Chapitre 2 : La solitude d'un être affligé.

Pour ce chapitre, je vous conseille la musique de Yann Tiersen, Sur le fil pour accompagner votre lecture dont voici le lien : http://fr.youtube.com/watch?v=41lIG8L7MHc. Honnêtement j'ai eu du mal à écrire ce chapitre, qui ne me satisfaisait pas et ne me satisfait toujours pas, mais il me semble nécessaire de le laisser ce chapitre tel quel car il présente le point de vue d'Edward et sa façon de voir les choses ainsi que son histoire. Bonne lecture à vous!


Point de vue d'Edward.

Comme une âme errante, ne trouvant plus le chemin qui la caractérisait, ce qui faisait d'elle cette exception que tous s'arrachaient, il me semblait bien que je m'étais perdu, en omettant le fait que je n'avais plus d'âme évidemment.
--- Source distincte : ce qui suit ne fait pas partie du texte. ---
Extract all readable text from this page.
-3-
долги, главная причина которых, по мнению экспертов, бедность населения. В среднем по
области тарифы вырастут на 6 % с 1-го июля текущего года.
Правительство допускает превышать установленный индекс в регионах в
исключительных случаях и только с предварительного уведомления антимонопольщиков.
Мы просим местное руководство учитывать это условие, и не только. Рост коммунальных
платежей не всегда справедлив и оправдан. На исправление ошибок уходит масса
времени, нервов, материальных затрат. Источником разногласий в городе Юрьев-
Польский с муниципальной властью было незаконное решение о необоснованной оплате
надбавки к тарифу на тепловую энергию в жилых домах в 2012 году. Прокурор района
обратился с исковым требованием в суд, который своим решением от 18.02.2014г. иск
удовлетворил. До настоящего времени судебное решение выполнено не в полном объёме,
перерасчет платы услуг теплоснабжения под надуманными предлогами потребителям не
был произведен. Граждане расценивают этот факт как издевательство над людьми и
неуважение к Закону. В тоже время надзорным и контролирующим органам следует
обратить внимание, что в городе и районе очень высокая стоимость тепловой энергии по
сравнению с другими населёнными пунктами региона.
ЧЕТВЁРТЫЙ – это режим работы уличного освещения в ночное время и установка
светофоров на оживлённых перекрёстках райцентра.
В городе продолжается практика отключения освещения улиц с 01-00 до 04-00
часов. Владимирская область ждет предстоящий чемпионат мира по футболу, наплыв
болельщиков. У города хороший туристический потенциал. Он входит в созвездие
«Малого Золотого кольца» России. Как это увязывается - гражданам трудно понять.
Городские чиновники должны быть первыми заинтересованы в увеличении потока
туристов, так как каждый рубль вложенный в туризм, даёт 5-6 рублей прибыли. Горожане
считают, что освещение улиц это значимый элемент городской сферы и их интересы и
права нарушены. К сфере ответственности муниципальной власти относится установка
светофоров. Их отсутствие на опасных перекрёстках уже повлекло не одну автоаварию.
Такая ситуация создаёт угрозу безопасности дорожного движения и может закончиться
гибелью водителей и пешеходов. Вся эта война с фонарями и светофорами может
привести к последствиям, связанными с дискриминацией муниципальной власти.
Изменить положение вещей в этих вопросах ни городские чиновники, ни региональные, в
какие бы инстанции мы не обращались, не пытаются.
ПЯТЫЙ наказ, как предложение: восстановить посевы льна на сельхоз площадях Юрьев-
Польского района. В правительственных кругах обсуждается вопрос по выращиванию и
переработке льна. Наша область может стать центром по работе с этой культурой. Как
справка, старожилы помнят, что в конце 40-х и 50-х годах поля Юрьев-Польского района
Il me semblait bien que je m'étais perdu dans les méandres d'une existence sans but et sans sens, à toujours avancer sans plus vraiment savoir pourquoi. J'avais cette déprimante pensée qui était que j'étais devenu la nuit et que ce monde n'avais plus de soleil à m'apporter. Je n'avais plus de raison de briller alors je me serais bien éteint mais hélas ce genre de choses était impossible à mon statut de vampire.

Les néons de la ville juraient sur les visages des passants qui s'affairaient autour de moi, tous plus stressés les uns que les autres. Leurs pensées étaient diverses mais elles se rejoignaient toutes en un même point, ils étaient tous très occupés. Je les enviais en quelque sorte moi qui était perdu dans cette ville autant que dans mon existence, n'y trouvant plus rien à faire. Il n'y avait aucune destination face à moi, juste un chemin sans fin qui ne proposait cependant aucune possibilité de retour en arrière.

J'entrais dans un de ces bars peuplés d'alcooliques et de gros fêtards qui prévoyaient ensuite de continuer leur soirée en discothèque puis en after si, par miracle, ils arrivaient à tenir le rythme de leur soirée de débauche.. Ce qui me fit légèrement ricaner. Cela faisait déjà un mois que je tenais dans ma débauche sans m'accorder ne serait-ce qu'une seule minute de repos... et après tout je n'en avais pas du tout besoin... Ce qui me fit soupirer. J'aurais aimé être capable d'être comme tous ces humains qui bêtement se créaient des rêves superficiels comme trouver leur âme soeur ou bien décrocher la carrière professionnelle qui les laisserait tranquilles pour tout le reste de leur vie alors que moi je savais le fond des choses, j'étais bien plus conscient qu'eux. Je savais qu'au fond le véritable rêve c'était tout juste d'être encore capable de rêver...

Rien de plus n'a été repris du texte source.